Ha inaugurato il 3 settembre The Alphabet, la mostra dell’artista veneziano Michele Bubacco nella storica galleria Ikona di Živa Kraus, a Venezia. Protagonista la serie di dipinti su copertine di LP, le cui immagini originarie, che la pittura ha inghiottito e metabolizzato,diventano cardine ed elemento seminale per l’improvvisazione pittorica.
C’è un suono che riecheggia in galleria, quando meno ce lo si aspetta; forse,il verso di un uccello. È una mostra ibrida, quella che Michele Bubacco –nato a Murano nel 1983 e trasferitosi a Vienna ormai 5 anni fa – presenta nella storicagalleria veneziana, dove sarà visibile fino al 1° novembre. In “The Alphabet”, le opere sono frutto di una stratificazione, a tratti conturbante, tra il medium pittorico e immagini preesistenti. Come lettere di un alfabeto, che mescolandosi tra loro formano parole sempre nuove, la combinazione dei due diversi linguaggi visuali suggerisce all’artista soluzioni pressoché infinite.
Il processo creativo di Michele Bubacco è libero e in costante divenire. Ironico, scavalca con falcata disinvolta i confini tra le discipline. Sì, perché “nel discorso pittorico tutto si può mescolare. La pittura stessa lo suggerisce”.
Con la giusta dose di improvvisazione, le opere dell’artista hanno origine in una “somma”, e i loro sviluppi sono imprevedibili.Ce l’ha raccontato lui stesso, in un’intervista.
C’è un filo conduttore nelle immagini che presenti in mostra?
Il corpo ritmico della mostra erano questi lavori su copertina di LP (che dentro hanno ancora il disco, ma sono diventati oggetti puramente pittorici), dove ho cercato di salvare i frammenti fotografici delle edizioni dei dischi, che ho usato come punti cardine per l’improvvisazione pittorica.

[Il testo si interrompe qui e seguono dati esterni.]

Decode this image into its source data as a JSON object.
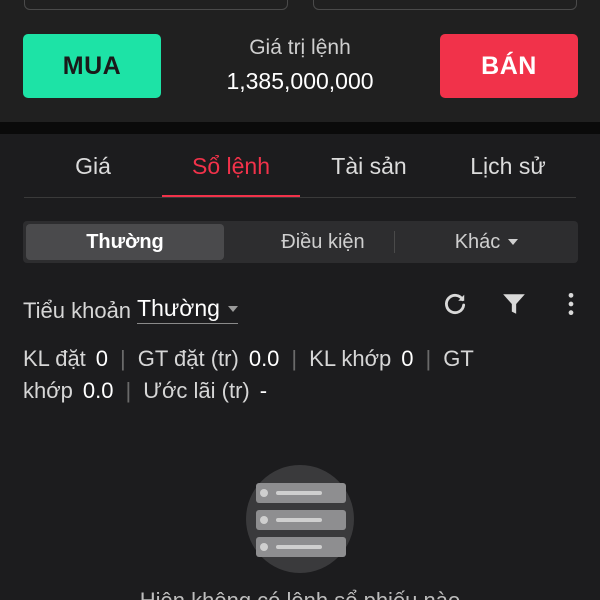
{
  "order": {
    "buy_label": "MUA",
    "sell_label": "BÁN",
    "value_label": "Giá trị lệnh",
    "value_amount": "1,385,000,000"
  },
  "main_tabs": [
    {
      "label": "Giá",
      "active": false
    },
    {
      "label": "Sổ lệnh",
      "active": true
    },
    {
      "label": "Tài sản",
      "active": false
    },
    {
      "label": "Lịch sử",
      "active": false
    }
  ],
  "segments": [
    {
      "label": "Thường",
      "active": true
    },
    {
      "label": "Điều kiện",
      "active": false
    },
    {
      "label": "Khác",
      "active": false
    }
  ],
  "sub_account": {
    "label": "Tiểu khoản",
    "value": "Thường"
  },
  "toolbar_icons": [
    "refresh-icon",
    "filter-icon",
    "more-vertical-icon"
  ],
  "stats": {
    "kl_dat_label": "KL đặt",
    "kl_dat_value": "0",
    "gt_dat_label": "GT đặt (tr)",
    "gt_dat_value": "0.0",
    "kl_khop_label": "KL khớp",
    "kl_khop_value": "0",
    "gt_khop_label": "GT khớp",
    "gt_khop_value": "0.0",
    "uoc_lai_label": "Ước lãi (tr)",
    "uoc_lai_value": "-"
  },
  "empty_state": {
    "message": "Hiện không có lệnh sổ phiếu nào"
  },
  "colors": {
    "buy": "#1de3a6",
    "sell": "#f1324a",
    "accent": "#f1324a",
    "background": "#1c1c1e"
  }
}
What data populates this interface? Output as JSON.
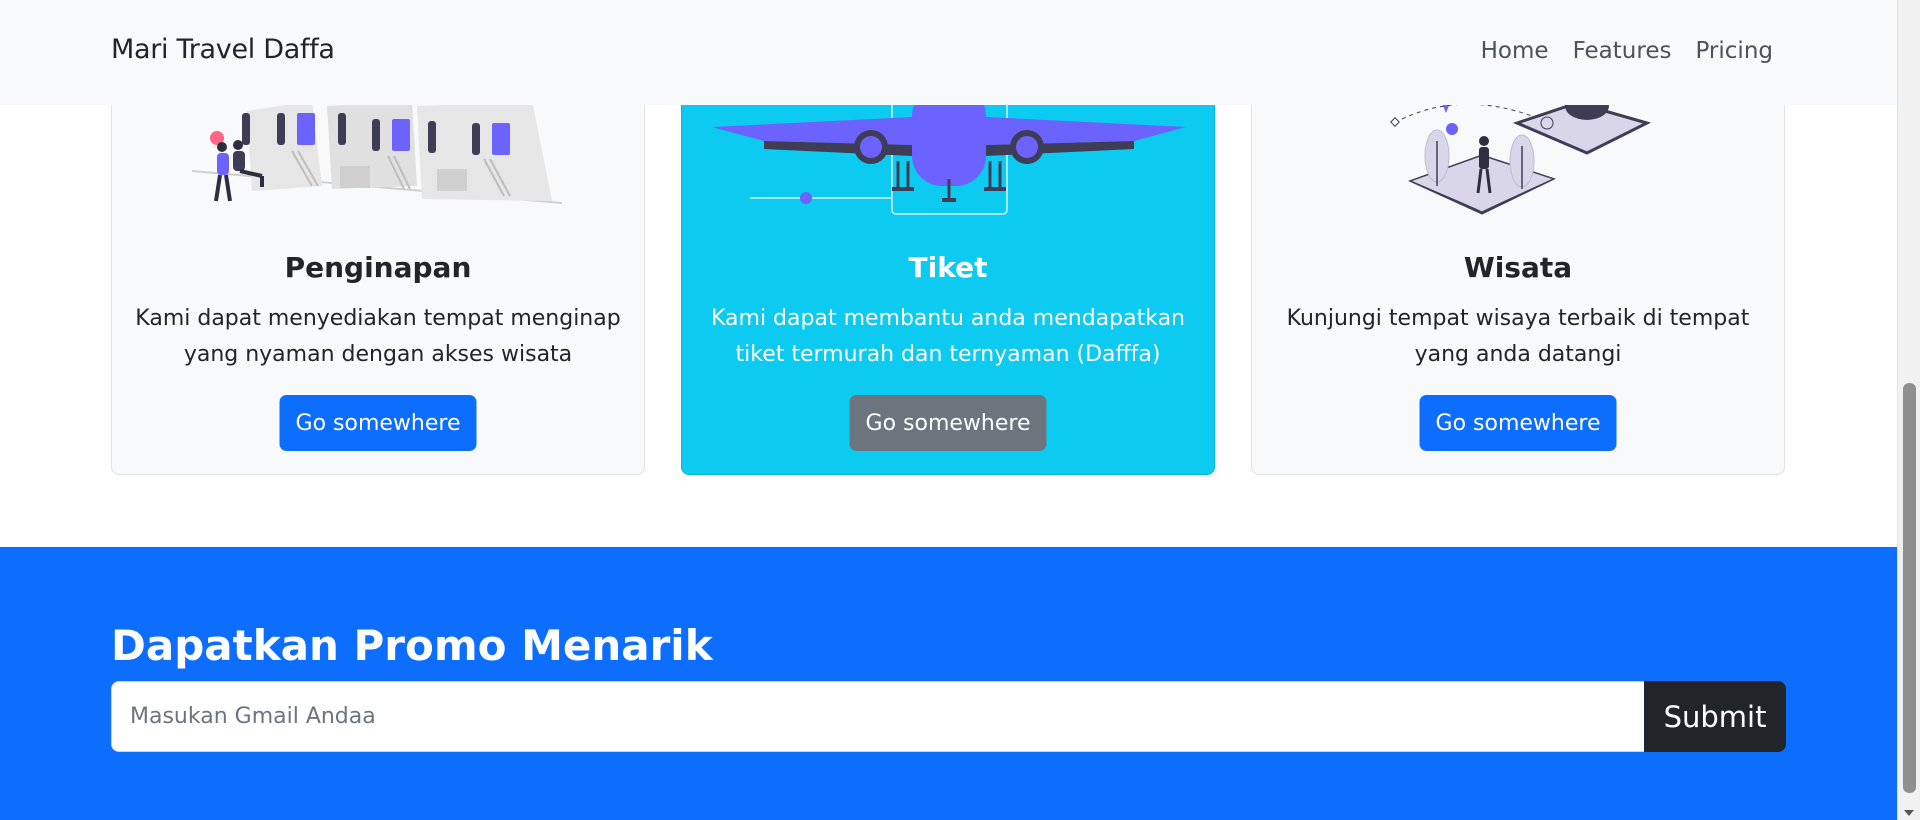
{
  "navbar": {
    "brand": "Mari Travel Daffa",
    "links": [
      "Home",
      "Features",
      "Pricing"
    ]
  },
  "cards": [
    {
      "title": "Penginapan",
      "text": "Kami dapat menyediakan tempat menginap yang nyaman dengan akses wisata",
      "button": "Go somewhere"
    },
    {
      "title": "Tiket",
      "text": "Kami dapat membantu anda mendapatkan tiket termurah dan ternyaman (Dafffa)",
      "button": "Go somewhere"
    },
    {
      "title": "Wisata",
      "text": "Kunjungi tempat wisaya terbaik di tempat yang anda datangi",
      "button": "Go somewhere"
    }
  ],
  "promo": {
    "title": "Dapatkan Promo Menarik",
    "email_placeholder": "Masukan Gmail Andaa",
    "email_value": "",
    "submit_label": "Submit"
  },
  "colors": {
    "primary": "#0d6efd",
    "info": "#0dcaf0",
    "secondary": "#6c757d",
    "dark": "#212529",
    "illustration_accent": "#6c63ff"
  }
}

Quindi c’è una forma di raccolta e di registrazione che parte fuori dallo studio, e poi cerco di riorganizzare con gli elementi che mi trovo in mano. Passo da un territorio all’altro. Non mi interessa attenermi a un solo medium,quello della fotografia o quello “purista” della pittura. Sono più interessato a uscire dai codici di un linguaggio, all’interno di una stessa opera, e fare una capriola in un altro linguaggio, mettendo così in discussione lo stesso lavoro in corso.
Quelle che si trovano nel tuo lavoro possono essere quindi immagini preesistenti, nelle quali ti imbatti nella vita quotidiana, o magari anche fotografie scattate da te?
Sì. Sono fotografie che faccio, senza un secondo fine; sono registrazioni di realtà fatte in maniera disimpegnata, come le facciamo tutti. Il rapporto tra la registrazione casuale e l’istinto di voler approfondire un discorso, però, è frutto di una scelta. Che a volte è immediata, e va un po’ più veloce del ragionamento. C’è una forma di consapevolezza. Inizia una somma, tra la cosa che trovo e la mia pittura. È un’addizione che inizia, ma per completarla ho bisogno dei miei tempi. La porto in studio, e magari ci passo anche uno, o due anni.
Ti capita di modificare le immagini in più riprese, anche a distanza di tempo?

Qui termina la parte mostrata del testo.